Aéroport de Niamey attaqué : l’AES pointe des soutiens étatiques étrangers

L’aéroport international Diori Hamani de Niamey a été visé par une attaque terroriste le jeudi 18 juin 2026, aux premières heures de la matinée. L’assaut, revendiqué par le Groupe de soutien à l’islam et aux musulmans (JNIM), branche sahélienne d’Al-Qaïda, a fait 11 soldats et 2 civils tués, tandis que 22 assaillants ont été abattus, selon les autorités.

Dans un communiqué officiel, la Confédération des États du Sahel (AES) – qui rassemble le Niger, le Mali et le Burkina Faso – a fermement condamné cette agression « lâche et perfide » survenue près de l’aéroport de la capitale nigérienne.

« Il est évident qu’en tentant de s’emparer de l’aéroport de Niamey, cette nouvelle attaque visait à affaiblir les capacités opérationnelles des Forces armées nigériennes et, par conséquent, à inverser la dynamique actuelle de recul des groupes armés terroristes, régulièrement défaits sur le terrain », précise le texte de l’AES.

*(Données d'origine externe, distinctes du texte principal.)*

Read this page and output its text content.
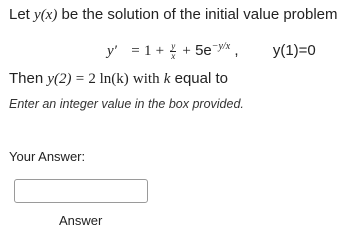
Let y(x) be the solution of the initial value problem
$y' = 1 + \frac{y}{x} + 5e^{-y/x}$ , y(1)=0
Then y(2) = 2 ln(k) with k equal to
Enter an integer value in the box provided.
Your Answer:
Answer
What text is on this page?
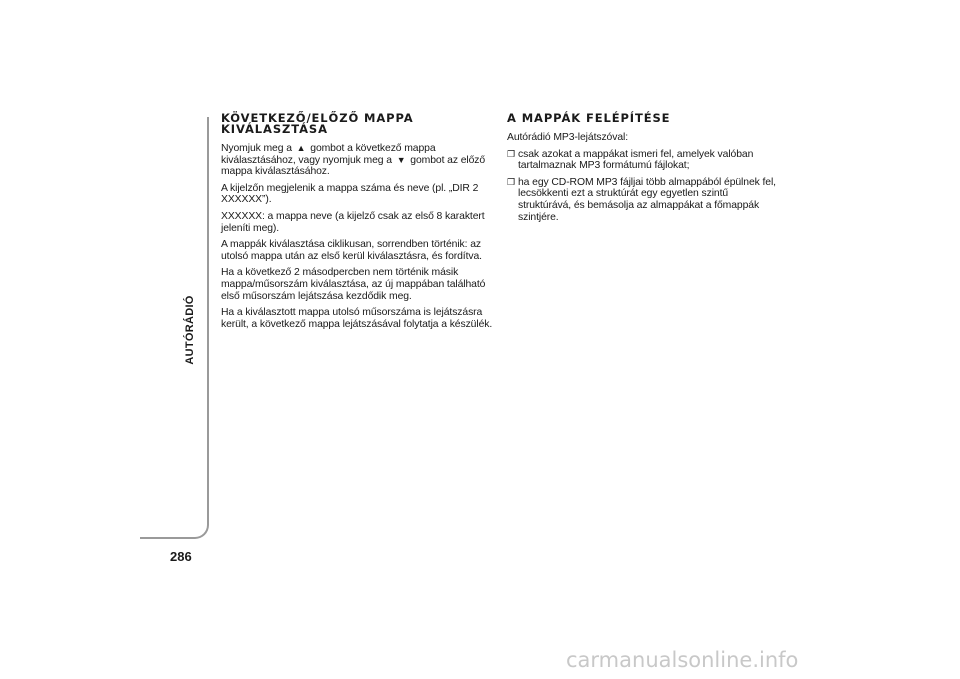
AUTÓRÁDIÓ
286
KÖVETKEZŐ/ELŐZŐ MAPPA KIVÁLASZTÁSA

Nyomjuk meg a ▲ gombot a következő mappa kiválasztásához, vagy nyomjuk meg a ▼ gombot az előző mappa kiválasztásához.

A kijelzőn megjelenik a mappa száma és neve (pl. „DIR 2 XXXXXX”).

XXXXXX: a mappa neve (a kijelző csak az első 8 karaktert jeleníti meg).

A mappák kiválasztása ciklikusan, sorrendben történik: az utolsó mappa után az első kerül kiválasztásra, és fordítva.

Ha a következő 2 másodpercben nem történik másik mappa/műsorszám kiválasztása, az új mappában található első műsorszám lejátszása kezdődik meg.

Ha a kiválasztott mappa utolsó műsorszáma is lejátszásra került, a következő mappa lejátszásával folytatja a készülék.

A MAPPÁK FELÉPÍTÉSE

Autórádió MP3-lejátszóval:

❒ csak azokat a mappákat ismeri fel, amelyek valóban tartalmaznak MP3 formátumú fájlokat;
❒ ha egy CD-ROM MP3 fájljai több almappából épülnek fel, lecsökkenti ezt a struktúrát egy egyetlen szintű struktúrává, és bemásolja az almappákat a főmappák szintjére.
carmanualsonline.info
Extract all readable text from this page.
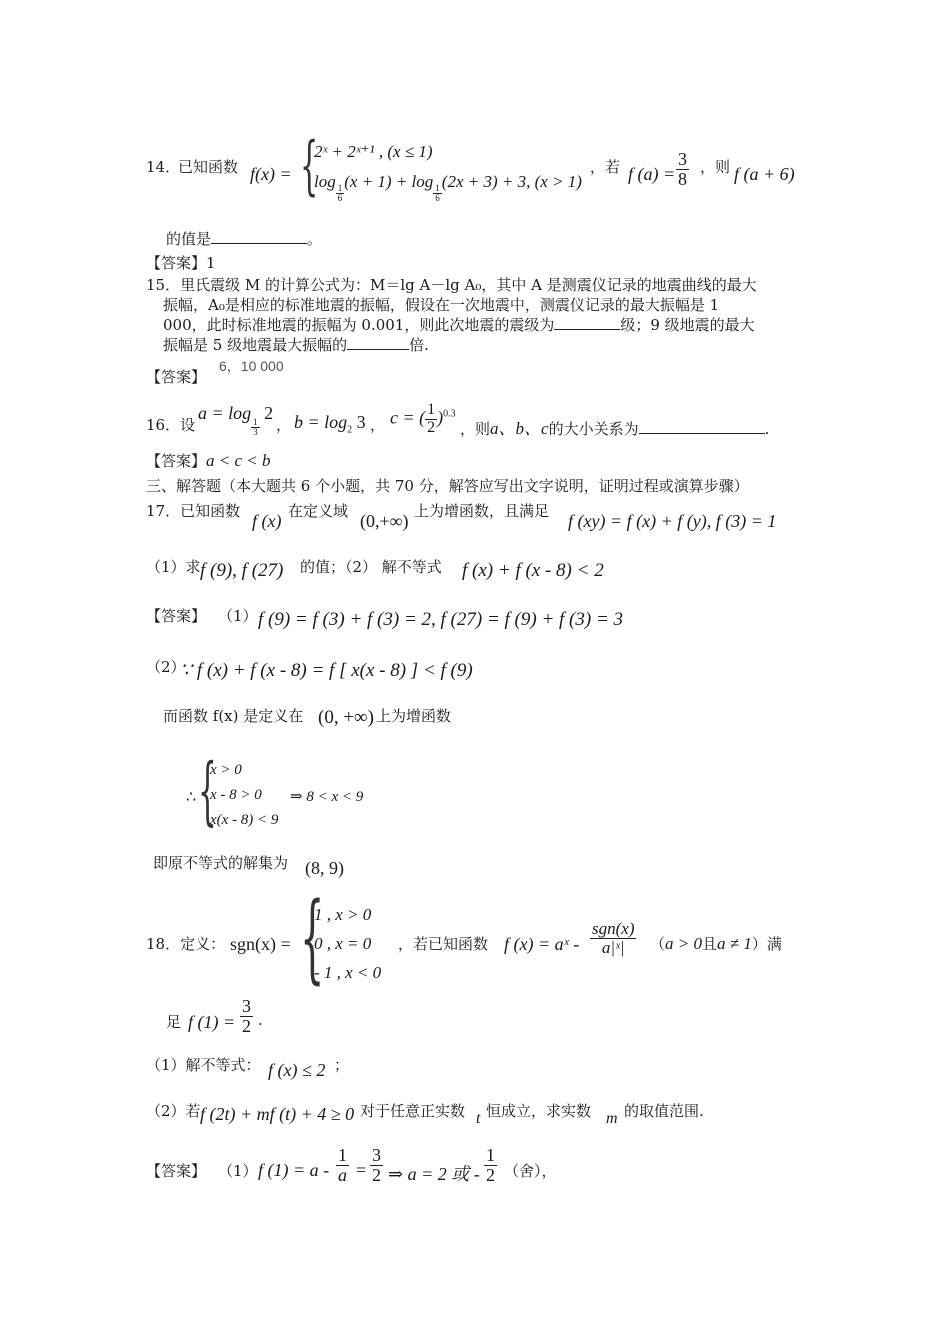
14．
已知函数 f(x) = {
2ˣ + 2ˣ⁺¹ , (x ≤ 1)
log
$\frac{1}{6}$
(x + 1) + log
$\frac{1}{6}$
(2x + 3) + 3, (x > 1)
，若 f $(a) = \frac{3}{8}$ ，则 f (a + 6)
的值是	。
【答案】1
15．里氏震级 M 的计算公式为：M＝lg A－lg A₀，其中 A 是测震仪记录的地震曲线的最大
振幅，A₀是相应的标准地震的振幅，假设在一次地震中，测震仪记录的最大振幅是 1
000，此时标准地震的振幅为 0.001，则此次地震的震级为	级；9 级地震的最大
振幅是 5 级地震最大振幅的	倍.
【答案】
6，10 000
16．设
a = log
$\frac{1}{3}$
2
， $b = \log_2 3$ ， c = ( $\frac{1}{2} )^{0.3}$
，则a、b、c的大小关系为	.
【答案】a < c < b
三、解答题（本大题共 6 个小题，共 70 分，解答应写出文字说明，证明过程或演算步骤）
17．已知函数 f (x) 在定义域 (0,+∞) 上为增函数，且满足 f (xy) = f (x) + f (y), f (3) = 1
（1）求 f (9), f (27) 的值；（2） 解不等式 f (x) + f (x - 8) < 2
【答案】 （1） f (9) = f (3) + f (3) = 2, f (27) = f (9) + f (3) = 3
（2）
∵ f (x) + f (x - 8) = f [ x(x - 8) ] < f (9)
而函数 f(x) 是定义在 (0, +∞) 上为增函数
∴ {
x > 0
x - 8 > 0
x(x - 8) < 9
⇒ 8 < x < 9
即原不等式的解集为 (8, 9)
18．定义： sgn(x) = {
1 , x > 0
0 , x = 0
- 1 , x < 0
，若已知函数 f (x) = aˣ -
sgn(x)
a|ˣ|	（a > 0且a ≠ 1）满
足 f $(1) = \frac{3}{2}$ .
（1）解不等式： f (x) ≤ 2 ；
（2）若 f (2t) + mf (t) + 4 ≥ 0 对于任意正实数 t 恒成立，求实数 m 的取值范围.
【答案】 （1） f $(1) = a - \frac{1}{a} = \frac{3}{2}$ ⇒ a = 2 或 - $\frac{1}{2}$ （舍），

L’organisation souligne que cet assaut, qui a coûté la vie à 11 militaires et deux civils, tout en neutralisant 22 assaillants, constitue « une nouvelle illustration de la violence terroriste alimentée par des sponsors étatiques étrangers ».

Cette offensive survient quelques mois après une autre attaque, en janvier 2026, contre la base aérienne 101 de Niamey, voisine de l’aéroport international Diori Hamani. Cet événement avait entraîné des tensions diplomatiques, le président nigérien, Abdourahamane Tiani, accusant plusieurs responsables étrangers d’être impliqués dans des actions de déstabilisation du pays, ce qui avait provoqué des réactions vives sur la scène internationale.

Dans sa déclaration, la Confédération des États du Sahel estime que ces attaques n’entameront pas sa stratégie sécuritaire conjointe. « Loin de saper l’élan qui anime la dynamique confédérale, les assauts récurrents et téléguidés ne font que renforcer l’union sacrée des filles et des fils de l’AES autour de la vision de leurs chefs d’État dans leur combat pour préserver l’intégrité territoriale des membres, protéger les populations et garantir une paix durable dans l’espace sahélien », affirment les responsables de l’AES.